Sabrina pianificò il delittoNessuno sconto di pena

11 Ottobre, 2017, 17:44 | Autore: Rufina Vignone
  • Avetrana la Cassazione Sarah morta strangolata dalla zia e dalla cugina

Sabrina Misseri, condannata all'ergastolo con la madre Cosima per l'omicidio della cugina Sarah Scazzi, non merita sconti di pena per "le modalità" con cui ha commesso il delitto e per "la fredda pianificazione di una strategia finalizzata, attraverso comportamenti spregiudicati, obliqui e furovianti, al conseguimento dell'impunità".

Da poco, la Cassazione ha depositato le motivazioni della sentenza in quasi 200 pagine.

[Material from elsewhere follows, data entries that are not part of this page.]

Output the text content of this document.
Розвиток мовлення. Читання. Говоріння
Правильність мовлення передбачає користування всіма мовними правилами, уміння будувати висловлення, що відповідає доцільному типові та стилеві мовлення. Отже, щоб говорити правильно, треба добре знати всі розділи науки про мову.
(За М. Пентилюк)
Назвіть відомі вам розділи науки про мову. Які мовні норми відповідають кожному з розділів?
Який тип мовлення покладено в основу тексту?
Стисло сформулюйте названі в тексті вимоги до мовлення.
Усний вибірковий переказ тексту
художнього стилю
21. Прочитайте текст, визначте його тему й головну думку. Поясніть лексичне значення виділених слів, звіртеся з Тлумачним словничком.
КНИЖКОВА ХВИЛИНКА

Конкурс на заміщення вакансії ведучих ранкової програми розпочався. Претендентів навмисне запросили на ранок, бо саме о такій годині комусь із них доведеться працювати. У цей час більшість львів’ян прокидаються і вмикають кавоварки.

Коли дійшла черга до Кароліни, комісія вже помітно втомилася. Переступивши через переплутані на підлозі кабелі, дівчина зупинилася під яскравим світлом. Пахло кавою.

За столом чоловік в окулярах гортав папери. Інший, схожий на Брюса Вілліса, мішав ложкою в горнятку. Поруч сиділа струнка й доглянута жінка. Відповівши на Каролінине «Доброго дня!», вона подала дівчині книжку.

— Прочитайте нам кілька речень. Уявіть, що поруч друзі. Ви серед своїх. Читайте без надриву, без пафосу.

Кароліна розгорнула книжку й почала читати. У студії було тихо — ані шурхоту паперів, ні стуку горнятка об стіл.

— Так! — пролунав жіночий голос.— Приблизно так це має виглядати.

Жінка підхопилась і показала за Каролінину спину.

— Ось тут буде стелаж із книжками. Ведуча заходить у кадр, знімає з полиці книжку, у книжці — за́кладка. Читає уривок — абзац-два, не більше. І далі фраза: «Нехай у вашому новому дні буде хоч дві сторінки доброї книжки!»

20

Secondo i giudici della prima sezione penale della Suprema Corte, la severa condanna per Sabrina, che non ha avuto attenuanti, è giustificata anche dal suo comportamento successivo al delitto quando ha "strumentalizzando i media" deviando le investigazioni, come "astuto e freddo motore propulsivo", verso "piste fasulle". Lo strangolamento, dunque, "non poteva essere quindi opera di un unico soggetto - si legge nella sentenza depositata oggi - ma doveva essere avvenuto per effetto del concorso sinergico di due persone, l'una che aveva posto in essere la specifica azione di soffocamento da dietro alla vittima, e l'altra che le aveva inibito ogni tentativo di difendersi e, altresi', ogni chance di fuga". Le "uniche due persone presenti in casa", rileva la Cassazione, erano Sabrina Misseri e Cosima Serrano.